# Beaver Castor



## maanjus11 (Nov 17, 2006)

Anyone around the GF area that I could get some fresh castor from or could point me in the right direction?

Thanks in advance.


----------



## Jungda99 (Nov 17, 2006)

you could recycle last years. haha


----------



## Trapping God (Apr 14, 2009)

I have been trapping for a couple of years now and the best beaver castor i have ever used is called TIMBER. you can buy it from Cavens trapping supplies on the internet. Best castor ever made


----------



## maanjus11 (Nov 17, 2006)

Might have to try it.

After using real castor and mixing it with water in a jar, I don't know how the results could be any better personally. I guess you never know though.


----------



## Trapping God (Apr 14, 2009)

you know you could just take fresh castor from a trapped beaver and put some preservitives in it. but Cavens TIMBER is still my favorite!!


----------



## ND trapper (Nov 14, 2006)

maanjus11 said:


> After using real castor and mixing it with water in a jar, I don't know how the results could be any better personally.


I have to agree with ya. Most hardcore beaver guys that I know make their own beaver lure and it performs just as good as the commercial stuff.


----------



## Trapping God (Apr 14, 2009)

Yeah u would be best to make your own castor it would be a lot cheaper.
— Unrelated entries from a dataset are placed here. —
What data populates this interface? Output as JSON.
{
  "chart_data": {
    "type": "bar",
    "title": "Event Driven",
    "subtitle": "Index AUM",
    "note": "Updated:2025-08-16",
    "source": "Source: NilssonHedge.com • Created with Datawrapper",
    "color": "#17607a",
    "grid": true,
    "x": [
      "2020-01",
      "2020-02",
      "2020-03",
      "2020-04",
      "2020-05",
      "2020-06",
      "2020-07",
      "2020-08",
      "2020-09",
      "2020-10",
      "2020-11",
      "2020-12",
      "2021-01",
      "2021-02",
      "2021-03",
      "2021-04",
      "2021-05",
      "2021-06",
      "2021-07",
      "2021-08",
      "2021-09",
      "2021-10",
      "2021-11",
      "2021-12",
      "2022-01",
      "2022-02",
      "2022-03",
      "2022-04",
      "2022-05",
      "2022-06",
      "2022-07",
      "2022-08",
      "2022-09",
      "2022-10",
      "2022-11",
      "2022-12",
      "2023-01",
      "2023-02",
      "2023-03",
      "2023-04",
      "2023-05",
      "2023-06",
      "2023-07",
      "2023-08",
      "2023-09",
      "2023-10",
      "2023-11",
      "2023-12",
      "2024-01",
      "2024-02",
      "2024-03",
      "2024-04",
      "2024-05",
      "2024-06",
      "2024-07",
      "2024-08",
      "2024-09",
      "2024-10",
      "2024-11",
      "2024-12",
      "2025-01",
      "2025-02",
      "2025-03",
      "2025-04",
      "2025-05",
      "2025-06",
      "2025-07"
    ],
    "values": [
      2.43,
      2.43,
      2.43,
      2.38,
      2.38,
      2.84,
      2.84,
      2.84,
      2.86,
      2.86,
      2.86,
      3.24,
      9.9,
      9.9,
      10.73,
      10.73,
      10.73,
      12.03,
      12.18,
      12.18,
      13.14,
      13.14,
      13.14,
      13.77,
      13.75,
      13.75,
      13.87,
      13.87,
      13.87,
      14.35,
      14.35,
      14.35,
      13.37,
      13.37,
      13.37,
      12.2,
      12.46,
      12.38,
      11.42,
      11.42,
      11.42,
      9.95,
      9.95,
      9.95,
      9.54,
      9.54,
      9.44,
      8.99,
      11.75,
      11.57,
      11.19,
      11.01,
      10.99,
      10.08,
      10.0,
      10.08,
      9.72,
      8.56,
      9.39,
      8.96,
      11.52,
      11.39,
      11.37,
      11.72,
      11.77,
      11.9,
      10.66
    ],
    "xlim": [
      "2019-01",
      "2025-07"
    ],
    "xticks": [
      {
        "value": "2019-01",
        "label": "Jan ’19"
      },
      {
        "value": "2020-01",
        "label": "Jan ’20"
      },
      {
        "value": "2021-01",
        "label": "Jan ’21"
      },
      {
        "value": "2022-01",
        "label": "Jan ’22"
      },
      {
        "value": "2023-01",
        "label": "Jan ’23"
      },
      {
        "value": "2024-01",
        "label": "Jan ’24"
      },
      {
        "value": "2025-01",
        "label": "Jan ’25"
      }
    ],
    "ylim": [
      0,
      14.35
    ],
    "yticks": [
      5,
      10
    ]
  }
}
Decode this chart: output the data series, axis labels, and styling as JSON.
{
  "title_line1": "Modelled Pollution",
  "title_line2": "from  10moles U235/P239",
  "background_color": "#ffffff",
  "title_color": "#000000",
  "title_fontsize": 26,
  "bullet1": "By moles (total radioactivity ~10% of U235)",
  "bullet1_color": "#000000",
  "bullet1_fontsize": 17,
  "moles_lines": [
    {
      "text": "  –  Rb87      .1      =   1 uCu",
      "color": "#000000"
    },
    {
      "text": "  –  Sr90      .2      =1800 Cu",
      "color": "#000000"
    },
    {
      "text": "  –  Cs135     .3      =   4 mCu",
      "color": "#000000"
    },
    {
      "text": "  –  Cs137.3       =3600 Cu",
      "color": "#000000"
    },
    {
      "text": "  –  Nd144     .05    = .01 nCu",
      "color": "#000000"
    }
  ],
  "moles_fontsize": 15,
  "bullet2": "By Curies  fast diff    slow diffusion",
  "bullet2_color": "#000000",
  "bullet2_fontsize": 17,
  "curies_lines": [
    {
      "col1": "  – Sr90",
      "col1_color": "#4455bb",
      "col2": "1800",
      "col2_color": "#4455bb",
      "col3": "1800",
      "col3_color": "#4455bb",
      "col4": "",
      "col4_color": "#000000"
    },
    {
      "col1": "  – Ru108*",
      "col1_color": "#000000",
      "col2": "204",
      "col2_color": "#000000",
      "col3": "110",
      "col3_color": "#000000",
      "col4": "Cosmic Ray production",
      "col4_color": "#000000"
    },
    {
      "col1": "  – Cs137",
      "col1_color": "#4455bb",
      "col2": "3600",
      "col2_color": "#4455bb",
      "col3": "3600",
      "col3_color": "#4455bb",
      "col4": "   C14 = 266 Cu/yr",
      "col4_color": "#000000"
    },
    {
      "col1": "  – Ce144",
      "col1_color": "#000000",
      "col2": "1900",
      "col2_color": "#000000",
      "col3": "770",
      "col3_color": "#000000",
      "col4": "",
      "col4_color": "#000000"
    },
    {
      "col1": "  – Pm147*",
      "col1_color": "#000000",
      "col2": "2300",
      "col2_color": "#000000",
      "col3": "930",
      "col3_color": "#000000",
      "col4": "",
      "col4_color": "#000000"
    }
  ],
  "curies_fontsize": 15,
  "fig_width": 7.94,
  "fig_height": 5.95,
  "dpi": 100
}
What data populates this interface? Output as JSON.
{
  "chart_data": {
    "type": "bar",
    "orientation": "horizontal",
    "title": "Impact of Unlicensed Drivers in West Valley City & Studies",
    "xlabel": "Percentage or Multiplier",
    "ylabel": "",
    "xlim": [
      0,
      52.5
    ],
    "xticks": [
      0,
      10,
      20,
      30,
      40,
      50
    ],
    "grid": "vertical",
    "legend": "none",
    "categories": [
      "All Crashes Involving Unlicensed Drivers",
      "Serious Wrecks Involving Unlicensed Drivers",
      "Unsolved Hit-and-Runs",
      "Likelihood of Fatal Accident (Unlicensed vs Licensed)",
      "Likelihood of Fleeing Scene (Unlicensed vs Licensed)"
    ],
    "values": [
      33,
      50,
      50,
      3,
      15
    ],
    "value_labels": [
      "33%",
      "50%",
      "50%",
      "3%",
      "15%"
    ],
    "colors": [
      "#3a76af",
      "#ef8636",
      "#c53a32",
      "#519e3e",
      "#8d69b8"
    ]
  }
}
But i guess it's up to u.


----------



## xdeano (Jan 14, 2005)

Timber isn't bad. But I'd rather use my own. You can grid it green, add a little glycerin or heavy mineral oil to preserve it. Or dry it down and, grind it and add some heavy mineral oil. Don't forget to pull the oil sacks out while you're pulling the castors.

Just about any supply house will carry castors if you're looking. Dusty Hough, (Fur Shed), is probably the closest supply house that is close to GF. It's down in Downer, MN. (218) 937-5628 if you want to speak to him.

later,
Deano


----------



## Trapping God (Apr 14, 2009)

Hey maanjus 11 how many castors are you looking for??? and what are you willing to spend for a castor. because I have a lot of beaver castor on hand and am willing to send you some.


----------